The series is very much a two-hander. Rob Delaney and Sharon Horgan created it, write every episode, and star as the protagonists, and "Catastrophe" has such verisimilitude that it almost feels improvised ... the intimacy of their relationship - both in their conversations and its physicality - comes across, sometimes to the point where it feels almost too intimate to be watching from the outside. Mostly, it is very, very funny ... occasionally sweet, and sometimes sad. Sort of like life.

My caveats have to do with the explicitness of the series. The language can be very profane, and the sexuality (while there is little actual nudity) somewhat raw. "Catastrophe" won't be everyone, and I have to admit that I hit the pause button on the remote whenever my adult daughter walked near the room where I was watching. (I wasn't embarrassed, exactly, but there are certain things we don't need to share.)

One of the nicest things about "Catastrophe" is that it is short - each season consists of six 30-minute episodes. It doesn't require a major commitment, and if you buy into its approach and portrayal of this relationship, you find yourself wanting more. I hope they make a third season, because I want to see these two people continue to grow up.

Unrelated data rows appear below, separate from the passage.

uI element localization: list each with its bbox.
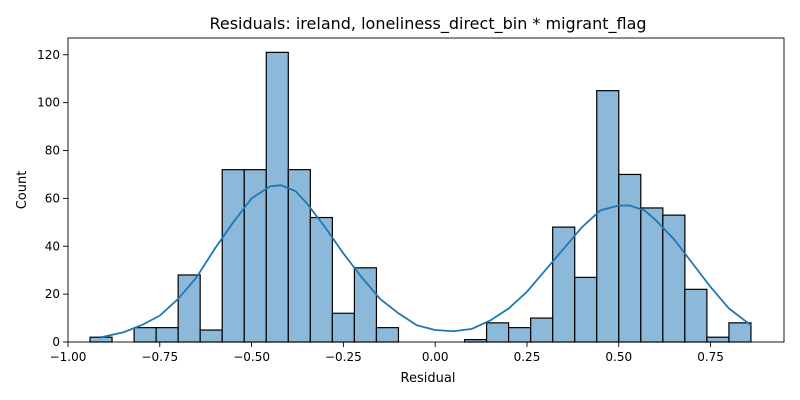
y-tick-label: 80 xyxy=(45,144,60,158)
histogram-bar xyxy=(508,327,532,343)
kde-curve xyxy=(100,184,752,339)
histogram-bar xyxy=(353,267,378,343)
histogram-bar xyxy=(309,216,333,343)
x-tick-label: −0.75 xyxy=(141,350,178,364)
x-tick-label: −1.00 xyxy=(50,350,87,364)
x-tick-label: 0.25 xyxy=(514,350,541,364)
y-axis-ticks: 0 20 40 60 80 100 120 xyxy=(37,48,68,349)
y-axis-label: Count xyxy=(15,171,30,210)
x-tick-label: −0.50 xyxy=(233,350,270,364)
histogram-bar xyxy=(662,214,686,343)
x-tick-label: 0.75 xyxy=(697,350,724,364)
x-tick-label: −0.25 xyxy=(325,350,362,364)
histogram-bar xyxy=(574,276,598,343)
histogram-bar xyxy=(684,288,708,343)
histogram-bar xyxy=(485,322,510,343)
histogram-bar xyxy=(199,329,223,343)
chart-title: Residuals: ireland, loneliness_direct_bi… xyxy=(209,14,646,34)
histogram-bar xyxy=(133,327,157,343)
histogram-bar xyxy=(331,312,356,343)
x-axis-ticks: −1.00 −0.75 −0.50 −0.25 0.00 0.25 0.50 0.75 xyxy=(50,342,724,364)
y-tick-label: 40 xyxy=(45,239,60,253)
histogram-bar xyxy=(552,226,576,343)
histogram-bar xyxy=(89,336,113,343)
y-tick-label: 60 xyxy=(45,191,60,205)
histogram-bar xyxy=(155,327,179,343)
y-tick-label: 120 xyxy=(37,48,60,62)
histogram-bar xyxy=(706,336,730,343)
y-tick-label: 20 xyxy=(45,287,60,301)
histogram-bar xyxy=(375,327,400,343)
histogram-bar xyxy=(618,173,642,343)
histogram-bar xyxy=(728,322,752,343)
histogram-bars xyxy=(89,51,752,343)
histogram-bar xyxy=(640,207,664,343)
histogram-bar xyxy=(530,317,554,343)
histogram-bar xyxy=(221,169,245,343)
x-tick-label: 0.00 xyxy=(422,350,449,364)
plot-frame xyxy=(67,37,785,343)
histogram-bar xyxy=(265,51,289,343)
x-axis-label: Residual xyxy=(401,371,456,386)
x-tick-label: 0.50 xyxy=(605,350,632,364)
y-tick-label: 0 xyxy=(52,335,60,349)
y-tick-label: 100 xyxy=(37,96,60,110)
histogram-bar xyxy=(596,90,620,343)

Speaking of relationships ... as of Sunday, I've been married to Mrs. Content Guy for 33 years. Of course, because I travel a lot, I've really only been around for about 22 of them ... which Mrs. Content Guy probably would argue is the secret to a happy marriage, or at least the secret of being happily married to me. (I'm not sure anyone could actually be around me for 33 years straight...)

So Happy Anniversary, Mrs. Content Guy. Tom Stoppard once wrote, "It’s no trick loving somebody at their best. Love is loving them at their worst." I completely believe that, but I've no personal experience with it, because her worst is pretty great.

That's it for this week. Have a great weekend, and I'll see you Monday.